The source for this scene is available at in my Github. If you're interested in the RMarkdown file then here's a shortcut.

The question to answer is How many pizzas are made during peak periods at Plato's Pizzas? from the Maven Pizza challenge. Full details can be found in the Pizza Challenge's full description.

Skills

Basic SQL (pseudo)
Translating between languages (SQL to R)
The importance of functions
General R competency

RMarkdown files
Using packages and the Tidyverse
Reading data
Manipulating data

Piping
Mutating
Filtering
Summarising

Plotting

ggplot2
geom_col
geom_text
geom_label
theme

Act I: The data
Act II: The packages
Act III: The read
Act IV: Peak periods
Act V: Peak times
Act VI: The behaviour
Act VII: The interface
Act VIII: The translation
Act IX: A sneak peek
Act X: Piping hot
Act XI: Piping peaks
Act XII: Picking peaks
Act XIII: The results
Act XIV: Point of reference
Act XV: ggplot2
Act XVI: The plot
Act XVII: Summary of discovery

— Act I —

The data

The data for this project is the same as the Spreadsheets project. Therefore, I'll be omitting my previous commentary and repeating only the metadata for reference. You may find the data files in the Github repository.

orders

Field	Description
order_id	Unique identifier for each order placed by a table
date	Date the order was placed (entered into the system prior to cooking & serving)
time	Time the order was placed (entered into the system prior to cooking & serving)

order_details

Field	Description
order_details_id	Unique identifier for each pizza placed within each order (pizzas of the same type and size are kept in the same row, and the quantity increases)
order_id	Foreign key that ties the details in each order to the order itself
pizza_id	Foreign key that ties the pizza ordered to its details, like size and price
quantity	Quantity ordered for each pizza of the same type and size

pizzas

Field	Description
pizza_id	Unique identifier for each pizza (constituted by its type and size)
pizza_type_id	Foreign key that ties each pizza to its broader pizza type
size	Size of the pizza (Small, Medium, Large, X Large, or XX Large)
price	Price of the pizza in USD

pizza_types

Field	Description
pizza_type_id	Unique identifier for each pizza type
name	Name of the pizza as shown in the menu
category	Category that the pizza fall under in the menu (Classic, Chicken, Supreme, or Veggie)
ingredients	Comma-delimited ingredients used in the pizza as shown in the menu (they all include Mozzarella Cheese, even if not specified; and they all include Tomato Sauce, unless another sauce is specified)

— Act II —

The packages

I find dependencies one of the biggest pain points when programming. I've decided to install all dependencies upfront. From what I've read, many R users prefer to install and import as they go along instead. I'm likely to do this too in future.

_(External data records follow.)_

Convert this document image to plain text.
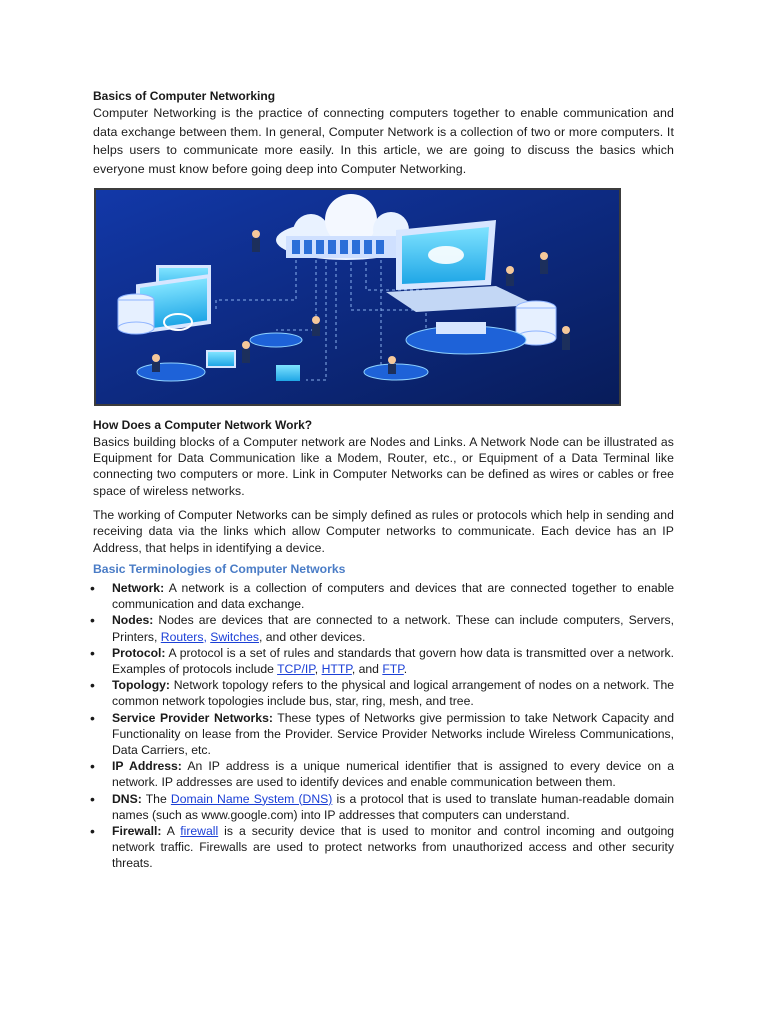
Basics of Computer Networking

Computer Networking is the practice of connecting computers together to enable communication and data exchange between them. In general, Computer Network is a collection of two or more computers. It helps users to communicate more easily. In this article, we are going to discuss the basics which everyone must know before going deep into Computer Networking.

How Does a Computer Network Work?

Basics building blocks of a Computer network are Nodes and Links. A Network Node can be illustrated as Equipment for Data Communication like a Modem, Router, etc., or Equipment of a Data Terminal like connecting two computers or more. Link in Computer Networks can be defined as wires or cables or free space of wireless networks.

The working of Computer Networks can be simply defined as rules or protocols which help in sending and receiving data via the links which allow Computer networks to communicate. Each device has an IP Address, that helps in identifying a device.

Basic Terminologies of Computer Networks

•	Network: A network is a collection of computers and devices that are connected together to enable communication and data exchange.
•	Nodes: Nodes are devices that are connected to a network. These can include computers, Servers, Printers, Routers, Switches, and other devices.
•	Protocol: A protocol is a set of rules and standards that govern how data is transmitted over a network. Examples of protocols include TCP/IP, HTTP, and FTP.
•	Topology: Network topology refers to the physical and logical arrangement of nodes on a network. The common network topologies include bus, star, ring, mesh, and tree.
•	Service Provider Networks: These types of Networks give permission to take Network Capacity and Functionality on lease from the Provider. Service Provider Networks include Wireless Communications, Data Carriers, etc.
•	IP Address: An IP address is a unique numerical identifier that is assigned to every device on a network. IP addresses are used to identify devices and enable communication between them.
•	DNS: The Domain Name System (DNS) is a protocol that is used to translate human-readable domain names (such as www.google.com) into IP addresses that computers can understand.
•	Firewall: A firewall is a security device that is used to monitor and control incoming and outgoing network traffic. Firewalls are used to protect networks from unauthorized access and other security threats.
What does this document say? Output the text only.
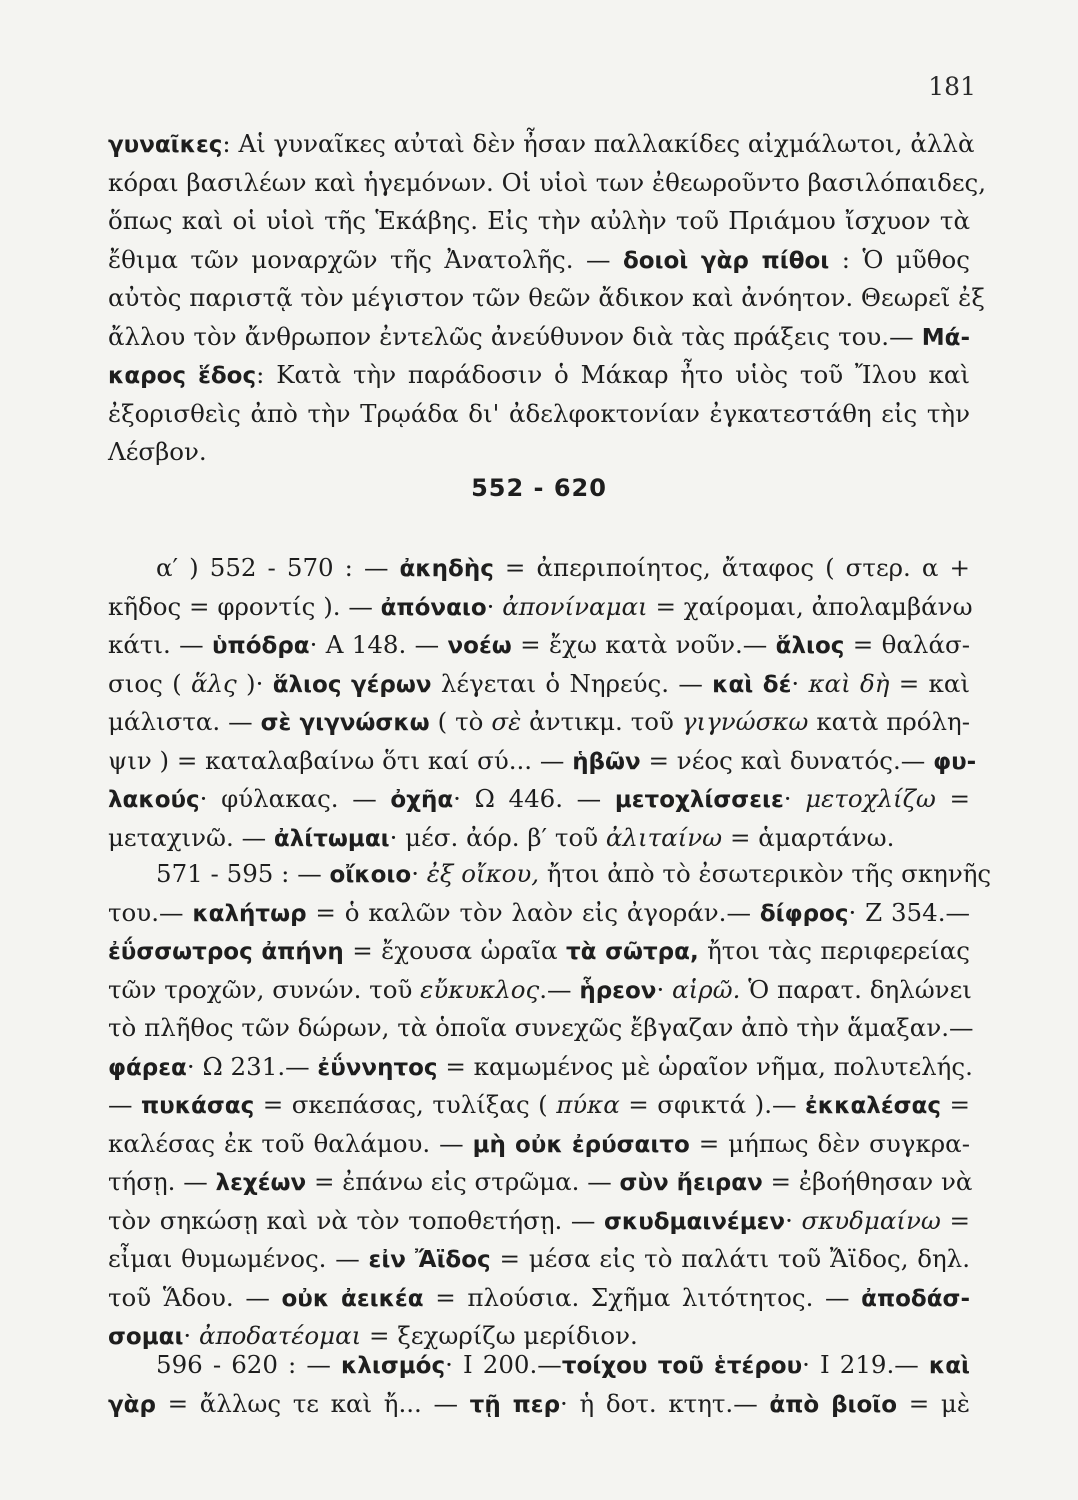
181
γυναῖκες: Αἱ γυναῖκες αὐταὶ δὲν ἦσαν παλλακίδες αἰχμάλωτοι, ἀλλὰ
κόραι βασιλέων καὶ ἡγεμόνων. Οἱ υἱοὶ των ἐθεωροῦντο βασιλόπαιδες,
ὅπως καὶ οἱ υἱοὶ τῆς Ἑκάβης. Εἰς τὴν αὐλὴν τοῦ Πριάμου ἴσχυον τὰ
ἔθιμα τῶν μοναρχῶν τῆς Ἀνατολῆς. — δοιοὶ γὰρ πίθοι : Ὁ μῦθος
αὐτὸς παριστᾷ τὸν μέγιστον τῶν θεῶν ἄδικον καὶ ἀνόητον. Θεωρεῖ ἐξ
ἄλλου τὸν ἄνθρωπον ἐντελῶς ἀνεύθυνον διὰ τὰς πράξεις του.— Μά-
καρος ἕδος: Κατὰ τὴν παράδοσιν ὁ Μάκαρ ἦτο υἱὸς τοῦ Ἴλου καὶ
ἐξορισθεὶς ἀπὸ τὴν Τρῳάδα δι' ἀδελφοκτονίαν ἐγκατεστάθη εἰς τὴν
Λέσβον.
552 - 620
α′ ) 552 - 570 : — ἀκηδὴς = ἀπεριποίητος, ἄταφος ( στερ. α +
κῆδος = φροντίς ). — ἀπόναιο· ἀπονίναμαι = χαίρομαι, ἀπολαμβάνω
κάτι. — ὑπόδρα· Α 148. — νοέω = ἔχω κατὰ νοῦν.— ἅλιος = θαλάσ-
σιος ( ἅλς )· ἅλιος γέρων λέγεται ὁ Νηρεύς. — καὶ δέ· καὶ δὴ = καὶ
μάλιστα. — σὲ γιγνώσκω ( τὸ σὲ ἀντικμ. τοῦ γιγνώσκω κατὰ πρόλη-
ψιν ) = καταλαβαίνω ὅτι καί σύ... — ἡβῶν = νέος καὶ δυνατός.— φυ-
λακούς· φύλακας. — ὀχῆα· Ω 446. — μετοχλίσσειε· μετοχλίζω =
μεταχινῶ. — ἀλίτωμαι· μέσ. ἀόρ. β′ τοῦ ἀλιταίνω = ἁμαρτάνω.
571 - 595 : — οἴκοιο· ἐξ οἴκου, ἤτοι ἀπὸ τὸ ἐσωτερικὸν τῆς σκηνῆς
του.— καλήτωρ = ὁ καλῶν τὸν λαὸν εἰς ἀγοράν.— δίφρος· Ζ 354.—
ἐΰσσωτρος ἀπήνη = ἔχουσα ὡραῖα τὰ σῶτρα, ἤτοι τὰς περιφερείας
τῶν τροχῶν, συνών. τοῦ εὔκυκλος.— ἧρεον· αἱρῶ. Ὁ παρατ. δηλώνει
τὸ πλῆθος τῶν δώρων, τὰ ὁποῖα συνεχῶς ἔβγαζαν ἀπὸ τὴν ἅμαξαν.—
φάρεα· Ω 231.— ἐΰννητος = καμωμένος μὲ ὡραῖον νῆμα, πολυτελής.
— πυκάσας = σκεπάσας, τυλίξας ( πύκα = σφικτά ).— ἐκκαλέσας =
καλέσας ἐκ τοῦ θαλάμου. — μὴ οὐκ ἐρύσαιτο = μήπως δὲν συγκρα-
τήσῃ. — λεχέων = ἐπάνω εἰς στρῶμα. — σὺν ἤειραν = ἐβοήθησαν νὰ
τὸν σηκώσῃ καὶ νὰ τὸν τοποθετήσῃ. — σκυδμαινέμεν· σκυδμαίνω =
εἶμαι θυμωμένος. — εἰν Ἄϊδος = μέσα εἰς τὸ παλάτι τοῦ Ἄϊδος, δηλ.
τοῦ Ἅδου. — οὐκ ἀεικέα = πλούσια. Σχῆμα λιτότητος. — ἀποδάσ-
σομαι· ἀποδατέομαι = ξεχωρίζω μερίδιον.
596 - 620 : — κλισμός· Ι 200.—τοίχου τοῦ ἑτέρου· Ι 219.— καὶ
γὰρ = ἄλλως τε καὶ ἤ... — τῇ περ· ἡ δοτ. κτητ.— ἀπὸ βιοῖο = μὲ
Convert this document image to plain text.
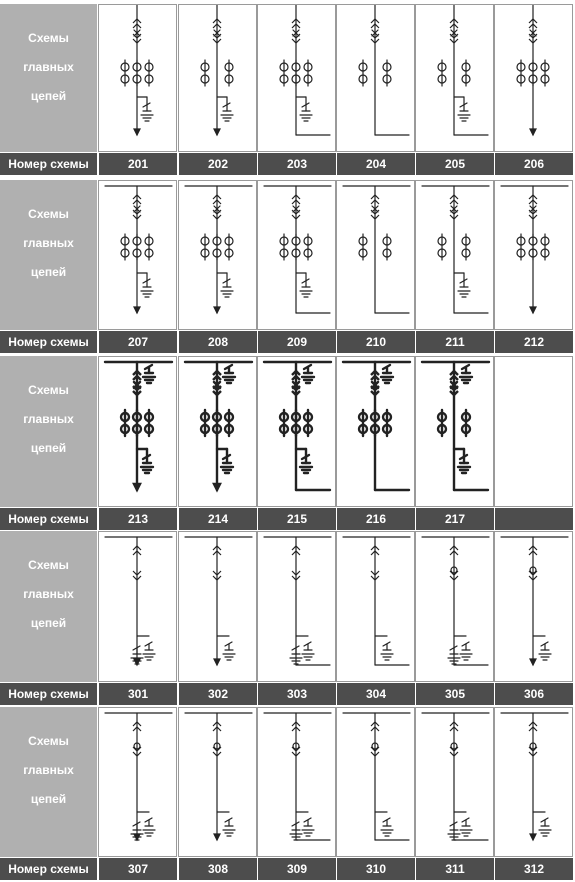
Схемы
главных
цепей
Номер схемы	201	202	203	204	205	206
Схемы
главных
цепей
Номер схемы	207	208	209	210	211	212
Схемы
главных
цепей
Номер схемы	213	214	215	216	217
Схемы
главных
цепей
Номер схемы	301	302	303	304	305	306
Схемы
главных
цепей
Номер схемы	307	308	309	310	311	312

 install.packages("tidyverse") 
install.packages("lubridate") 
install.packages("hms") 
install.packages("ggplot2")    

— Act III —

The read

This dataset is pretty small I'll read all files into memory ahead upfront. Often it's preferable to keep data loading and data use together but I wanted to explore it all using RStudio.

As a rule of thumb, do what is quickest, simplest, and easiest to change. Put another way, prioritise the ability to adapt and improve based on emerging use cases over pre-programming for hypothetical scenarios that often never materialise.

 library("readr") 
 
data_dictionary <- read_csv("../data/data_dictionary.csv") 
orders          <- read_csv("../data/orders.csv") 
order_details   <- read_csv("../data/order_details.csv") 
pizzas          <- read_csv("../data/pizzas.csv") 
pizza_types     <- read_csv("../data/pizza_types.csv")    

— Act IV —

Peak periods

Before we can answer the question How many pizzas are made during peak periods? we need to define what peak period is.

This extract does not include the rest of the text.